The JsonSchemaResolver object resolves $ref in the JSON schema. The HTTPSchemaDownloader object retrieves schemas from a remote location, and optionally saves them in the local file system, following the structure: schemas_remote/<org>/<project>/<version>/<schema_name>. An example may be:

from hepdata_validator.data_file_validator import DataFileValidator
data_validator = DataFileValidator()

# Split remote schema path and schema name
schema_path = 'https://scikit-hep.org/pyhf/schemas/1.0.0/'
schema_name = 'workspace.json'

# Create JsonSchemaResolver object to resolve $ref in JSON schema
from hepdata_validator.schema_resolver import JsonSchemaResolver
pyhf_resolver = JsonSchemaResolver(schema_path)

# Create HTTPSchemaDownloader object to validate against remote schema
from hepdata_validator.schema_downloader import HTTPSchemaDownloader
pyhf_downloader = HTTPSchemaDownloader(pyhf_resolver, schema_path)

# Retrieve and save the remote schema in the local path
pyhf_type = pyhf_downloader.get_schema_type(schema_name)
pyhf_spec = pyhf_downloader.get_schema_spec(schema_name)
pyhf_downloader.save_locally(schema_name, pyhf_spec)

# Load the custom schema as a custom type
import os
pyhf_path = os.path.join(pyhf_downloader.schemas_path, schema_name)
data_validator.load_custom_schema(pyhf_type, pyhf_path)

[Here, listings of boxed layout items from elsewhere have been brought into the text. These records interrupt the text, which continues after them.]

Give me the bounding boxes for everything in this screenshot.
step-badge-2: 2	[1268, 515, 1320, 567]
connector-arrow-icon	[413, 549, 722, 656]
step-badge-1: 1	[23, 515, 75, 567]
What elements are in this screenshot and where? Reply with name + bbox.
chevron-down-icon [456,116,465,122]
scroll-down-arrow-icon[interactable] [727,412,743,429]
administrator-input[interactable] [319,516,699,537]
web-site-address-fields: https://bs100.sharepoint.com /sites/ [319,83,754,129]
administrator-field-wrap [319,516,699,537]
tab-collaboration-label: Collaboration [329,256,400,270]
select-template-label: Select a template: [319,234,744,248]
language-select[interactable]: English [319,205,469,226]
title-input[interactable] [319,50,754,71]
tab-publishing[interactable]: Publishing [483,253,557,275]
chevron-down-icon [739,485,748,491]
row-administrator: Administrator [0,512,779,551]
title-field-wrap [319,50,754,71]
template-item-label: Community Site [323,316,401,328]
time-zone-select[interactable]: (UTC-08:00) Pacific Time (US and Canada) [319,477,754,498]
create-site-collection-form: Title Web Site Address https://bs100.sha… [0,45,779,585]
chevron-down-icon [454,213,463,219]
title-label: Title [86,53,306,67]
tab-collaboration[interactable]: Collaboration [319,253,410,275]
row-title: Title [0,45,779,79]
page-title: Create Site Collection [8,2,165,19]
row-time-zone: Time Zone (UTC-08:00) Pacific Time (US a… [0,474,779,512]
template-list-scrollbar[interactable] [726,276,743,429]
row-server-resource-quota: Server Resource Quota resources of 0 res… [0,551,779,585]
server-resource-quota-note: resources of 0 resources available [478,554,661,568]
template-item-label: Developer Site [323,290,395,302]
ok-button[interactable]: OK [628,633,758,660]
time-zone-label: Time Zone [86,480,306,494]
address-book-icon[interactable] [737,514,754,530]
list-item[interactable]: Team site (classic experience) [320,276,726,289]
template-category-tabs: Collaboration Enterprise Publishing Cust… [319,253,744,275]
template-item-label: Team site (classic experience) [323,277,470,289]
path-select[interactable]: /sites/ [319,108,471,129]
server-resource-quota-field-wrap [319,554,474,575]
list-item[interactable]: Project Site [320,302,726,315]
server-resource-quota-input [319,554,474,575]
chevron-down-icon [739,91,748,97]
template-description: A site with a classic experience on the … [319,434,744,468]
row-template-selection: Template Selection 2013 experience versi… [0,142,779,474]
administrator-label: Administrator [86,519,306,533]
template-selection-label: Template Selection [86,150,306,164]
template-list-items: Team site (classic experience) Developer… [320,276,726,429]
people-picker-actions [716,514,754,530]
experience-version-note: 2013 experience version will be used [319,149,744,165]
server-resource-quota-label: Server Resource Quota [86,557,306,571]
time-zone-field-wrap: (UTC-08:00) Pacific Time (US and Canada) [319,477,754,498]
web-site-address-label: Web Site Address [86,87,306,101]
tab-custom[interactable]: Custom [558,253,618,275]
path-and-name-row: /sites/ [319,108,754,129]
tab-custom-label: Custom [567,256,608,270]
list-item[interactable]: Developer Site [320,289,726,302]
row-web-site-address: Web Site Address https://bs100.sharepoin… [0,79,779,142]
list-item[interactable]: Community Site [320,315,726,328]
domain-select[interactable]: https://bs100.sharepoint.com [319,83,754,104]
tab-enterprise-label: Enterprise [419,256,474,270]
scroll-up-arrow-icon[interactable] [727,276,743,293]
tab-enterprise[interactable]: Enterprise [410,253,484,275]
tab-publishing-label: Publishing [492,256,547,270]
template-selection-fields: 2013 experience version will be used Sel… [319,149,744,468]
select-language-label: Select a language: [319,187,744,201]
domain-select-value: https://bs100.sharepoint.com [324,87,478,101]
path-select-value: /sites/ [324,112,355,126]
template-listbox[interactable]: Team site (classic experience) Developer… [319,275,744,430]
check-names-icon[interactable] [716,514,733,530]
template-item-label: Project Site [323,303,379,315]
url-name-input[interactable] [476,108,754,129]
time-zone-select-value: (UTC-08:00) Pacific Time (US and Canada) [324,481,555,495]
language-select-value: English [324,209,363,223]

# Validate a specific schema instance
data_validator.validate(file_path='pyhf_workspace.json', file_type=pyhf_type)

The native HEPData JSON schema are provided as part of the hepdata-validator package and it is not necessary to download them. However, in principle, for testing purposes, note that the same mechanism above could be used with:

schema_path = 'https://hepdata.net/submission/schemas/1.1.0/'
schema_name = 'data_schema.json'

and passing a HEPData YAML data file as the file_path argument of the validate method.